After you’ve spotted a couple of marker trees, you find yourself looking for them everywhere you go. We found the one to the right in March 2015 on the Mitchell Ridge trail in the Sipsey Wilderness.
By contrast, have a look at the one on the left on the Land Trust’s Bethel Springs property. Trees may grow into abnormal shapes because of damage or disease, and I think that’s what happened here. This tree is a cedar, which typically wasn’t used by the native peoples for marker trees, and you can see by its trunk that it’s not old enough to date back to when this area was populated by native peoples.
Back to Indian Tomb Hollow. As you can see, this is not the most common configuration for a marker tree. In this case, it looks like the young tree was split and both halves were tied down until new trunks grew upwards. It’s a living goalpost!
If you’d like to find out more about marker trees, there’s quite a bit of info on the Internet, with Mountain Stewards being a good place to start. Also, there’s a documentary to be shown on Saturday, June 13 at 7 pm in the Chan Auditorium on the University of Alabama in Huntsville’s campus. It’s free and open to the public.

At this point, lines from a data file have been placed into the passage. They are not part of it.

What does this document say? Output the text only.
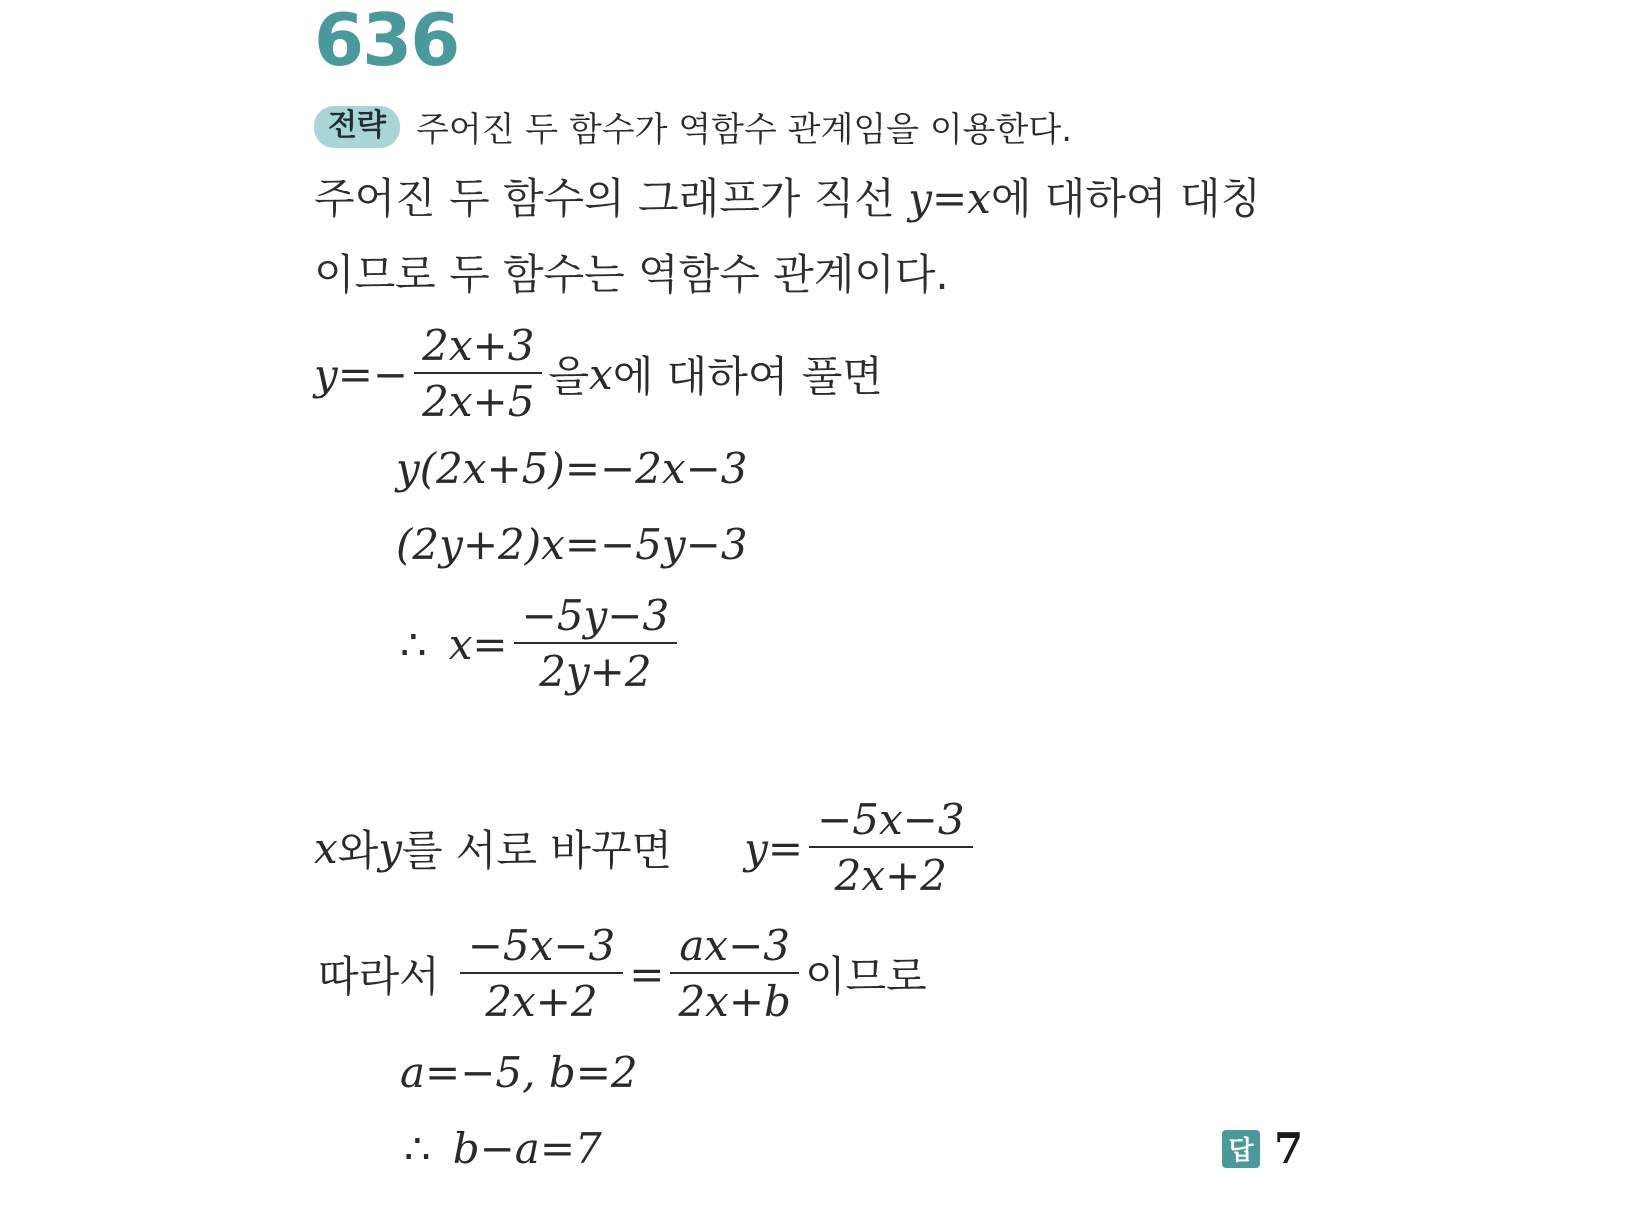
636
전략 주어진 두 함수가 역함수 관계임을 이용한다.
주어진 두 함수의 그래프가 직선 y=x에 대하여 대칭
이므로 두 함수는 역함수 관계이다.
$y =- \frac{2x+3}{2x+5}$ 을 x 에 대하여 풀면
y(2x+5)=−2x−3
(2y+2)x=−5y−3
∴ $x= \frac{-5y-3}{2y+2}$
x 와 y 를 서로 바꾸면 $y= \frac{-5x-3}{2x+2}$
따라서 $\frac{-5x-3}{2x+2} = \frac{ax-3}{2x+b}$ 이므로
a=−5, b=2
∴ b−a=7	답 7
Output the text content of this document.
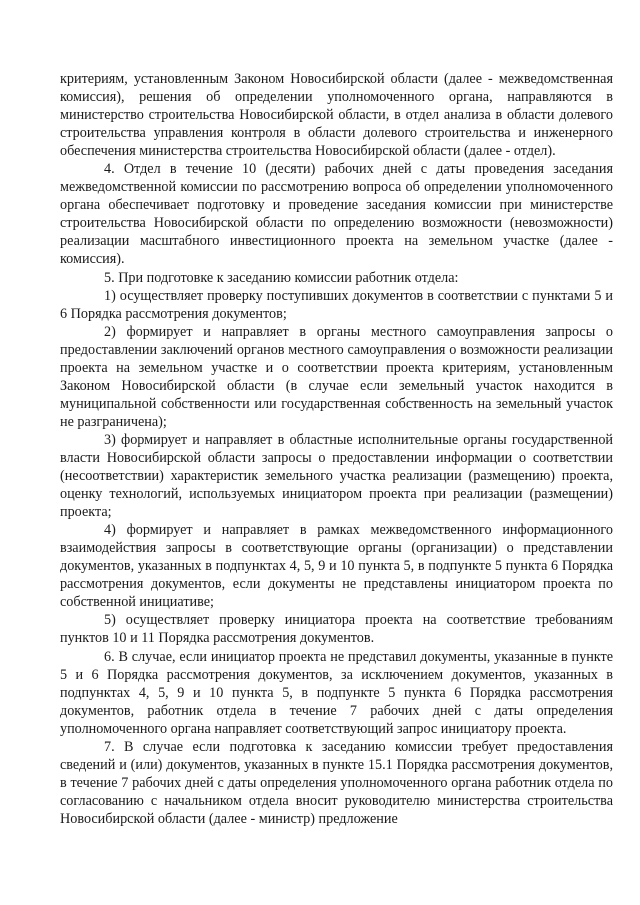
критериям, установленным Законом Новосибирской области (далее - межведомственная комиссия), решения об определении уполномоченного органа, направляются в министерство строительства Новосибирской области, в отдел анализа в области долевого строительства управления контроля в области долевого строительства и инженерного обеспечения министерства строительства Новосибирской области (далее - отдел).

4. Отдел в течение 10 (десяти) рабочих дней с даты проведения заседания межведомственной комиссии по рассмотрению вопроса об определении уполномоченного органа обеспечивает подготовку и проведение заседания комиссии при министерстве строительства Новосибирской области по определению возможности (невозможности) реализации масштабного инвестиционного проекта на земельном участке (далее - комиссия).

5. При подготовке к заседанию комиссии работник отдела:

1) осуществляет проверку поступивших документов в соответствии с пунктами 5 и 6 Порядка рассмотрения документов;

2) формирует и направляет в органы местного самоуправления запросы о предоставлении заключений органов местного самоуправления о возможности реализации проекта на земельном участке и о соответствии проекта критериям, установленным Законом Новосибирской области (в случае если земельный участок находится в муниципальной собственности или государственная собственность на земельный участок не разграничена);

3) формирует и направляет в областные исполнительные органы государственной власти Новосибирской области запросы о предоставлении информации о соответствии (несоответствии) характеристик земельного участка реализации (размещению) проекта, оценку технологий, используемых инициатором проекта при реализации (размещении) проекта;

4) формирует и направляет в рамках межведомственного информационного взаимодействия запросы в соответствующие органы (организации) о представлении документов, указанных в подпунктах 4, 5, 9 и 10 пункта 5, в подпункте 5 пункта 6 Порядка рассмотрения документов, если документы не представлены инициатором проекта по собственной инициативе;

5) осуществляет проверку инициатора проекта на соответствие требованиям пунктов 10 и 11 Порядка рассмотрения документов.

6. В случае, если инициатор проекта не представил документы, указанные в пункте 5 и 6 Порядка рассмотрения документов, за исключением документов, указанных в подпунктах 4, 5, 9 и 10 пункта 5, в подпункте 5 пункта 6 Порядка рассмотрения документов, работник отдела в течение 7 рабочих дней с даты определения уполномоченного органа направляет соответствующий запрос инициатору проекта.

7. В случае если подготовка к заседанию комиссии требует предоставления сведений и (или) документов, указанных в пункте 15.1 Порядка рассмотрения документов, в течение 7 рабочих дней с даты определения уполномоченного органа работник отдела по согласованию с начальником отдела вносит руководителю министерства строительства Новосибирской области (далее - министр) предложение
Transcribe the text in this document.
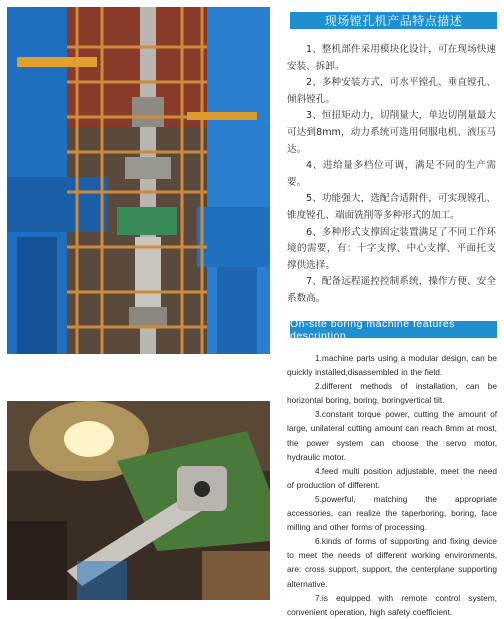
现场镗孔机产品特点描述

1、整机部件采用模块化设计，可在现场快速安装、拆卸。

2、多种安装方式，可水平镗孔、垂直镗孔、倾斜镗孔。

3、恒扭矩动力，切削量大，单边切削量最大可达到8mm，动力系统可选用伺服电机、液压马达。

4、进给量多档位可调，满足不同的生产需要。

5、功能强大，选配合适附件，可实现镗孔、锥度镗孔、端面铣削等多种形式的加工。

6、多种形式支撑固定装置满足了不同工作环境的需要，有：十字支撑、中心支撑、平面托支撑供选择。

7、配备远程遥控控制系统，操作方便、安全系数高。

On-site boring machine features description

1.machine parts using a modular design, can be quickly installed,disassembled in the field.

2.different methods of installation, can be horizontal boring, boring, boringvertical tilt.

3.constant torque power, cutting the amount of large, unilateral cutting amount can reach 8mm at most, the power system can choose the servo motor, hydraulic motor.

4.feed multi position adjustable, meet the need of production of different.

5.powerful, matching the appropriate accessories, can realize the taperboring, boring, face milling and other forms of processing.

6.kinds of forms of supporting and fixing device to meet the needs of different working environments, are: cross support, support, the centerplane supporting alternative.

7.is equipped with remote control system, convenient operation, high safety coefficient.
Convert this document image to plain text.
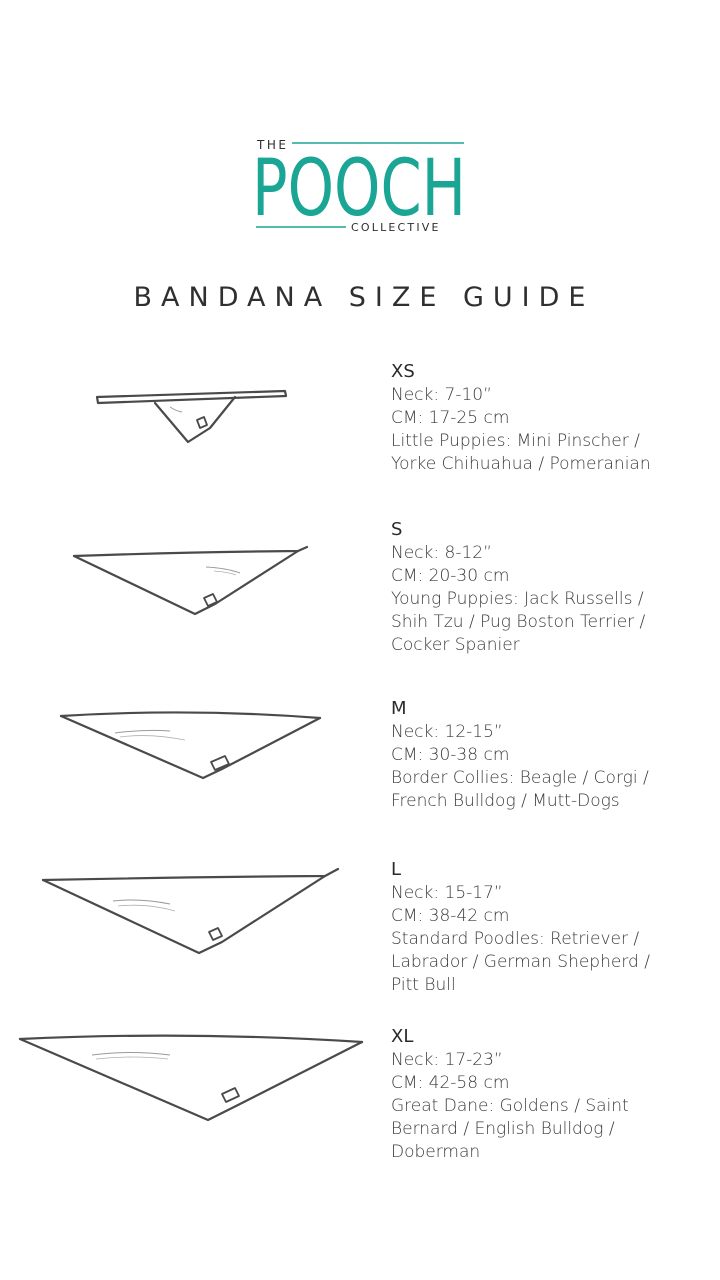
THE
POOCH
COLLECTIVE
BANDANA SIZE GUIDE
XS
Neck: 7-10”
CM: 17-25 cm
Little Puppies: Mini Pinscher /
Yorke Chihuahua / Pomeranian
S
Neck: 8-12”
CM: 20-30 cm
Young Puppies: Jack Russells /
Shih Tzu / Pug Boston Terrier /
Cocker Spanier
M
Neck: 12-15”
CM: 30-38 cm
Border Collies: Beagle / Corgi /
French Bulldog / Mutt-Dogs
L
Neck: 15-17”
CM: 38-42 cm
Standard Poodles: Retriever /
Labrador / German Shepherd /
Pitt Bull
XL
Neck: 17-23”
CM: 42-58 cm
Great Dane: Goldens / Saint
Bernard / English Bulldog /
Doberman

After we looked the tree over, we continued on about a quarter of a mile and took off to the right (north) up a narrow trail for about a hundred yards before reaching Indian Tomb Hollow cemetery. Though the sign is impressive, the cemetery wasn’t all that exciting — only three marked graves, all with recent replacement headstones. This is the final resting place of James Gillespie, a veteran of the War of 1812, and some family members. The cemetery seems to date from at least 1849.
We ended our hike by returning via the same route, for a total of 3.6 miles on the day. This area beckons for another visit. I’ve heard that the hollow has a deep rock shelter if you continue to the west past the cemetery trail. And High House Hill is known for interesting geologic formations, though getting to the top requires a bushwhack. And now, looking at the map, if we had crossed the creek and turned right on our Bupkis Hollow hike a couple of weeks earlier (instead of turning left and climbing Dillashaw Mountain), we would have explored High House Hill. Always make sure you have the map before you leave the house, kids!